Keep in mind that once notified, your clients or regulator may initiate their own investigations that will require your cooperation and involvement.

Investigation – Once a privacy breach has been appropriately contained, it should be investigated by the Incident Response Team. The investigation will identify the root cause of the breach as well as the information assets, individual(s)/organization(s), and IT systems and hardware involved in the incident or breach. Evidence will be collected to support the investigation and remediation activities.

Remediation – Based on the findings of the investigation, the Incident Response Team will determine short-term and long-term remediation strategies which should be documented in a Privacy Breach Management Report. The report, including the recommendations emanating from the investigation, should be approved by the CEO or other designated executive and implemented within the stated timeframe.

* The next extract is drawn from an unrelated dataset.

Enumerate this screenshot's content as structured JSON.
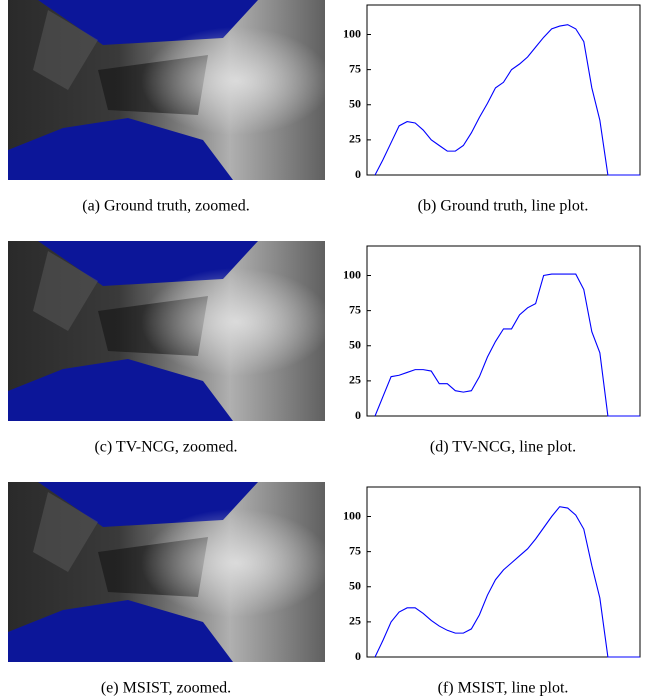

Once you have established your breach management protocol, you will need to ensure that everyone in the organization knows their role and how to respond in the event of breach. Your privacy and security awareness training program for all staff members should include how to recognize and report a breach. It is recommended that members of your Incident Response Team receive specific training about the breach management protocol and participate in “tabletop” exercises where the team works through case studies of privacy breaches that may occur in your organization.

It’s only a matter of time before you experience your first privacy breach. It behooves us to do everything we can to prevent a breach from occurring. However, in the final analysis we will not be judged on the fact that a breach occurred, but rather on our response to the breach and our ability to mitigate any harm.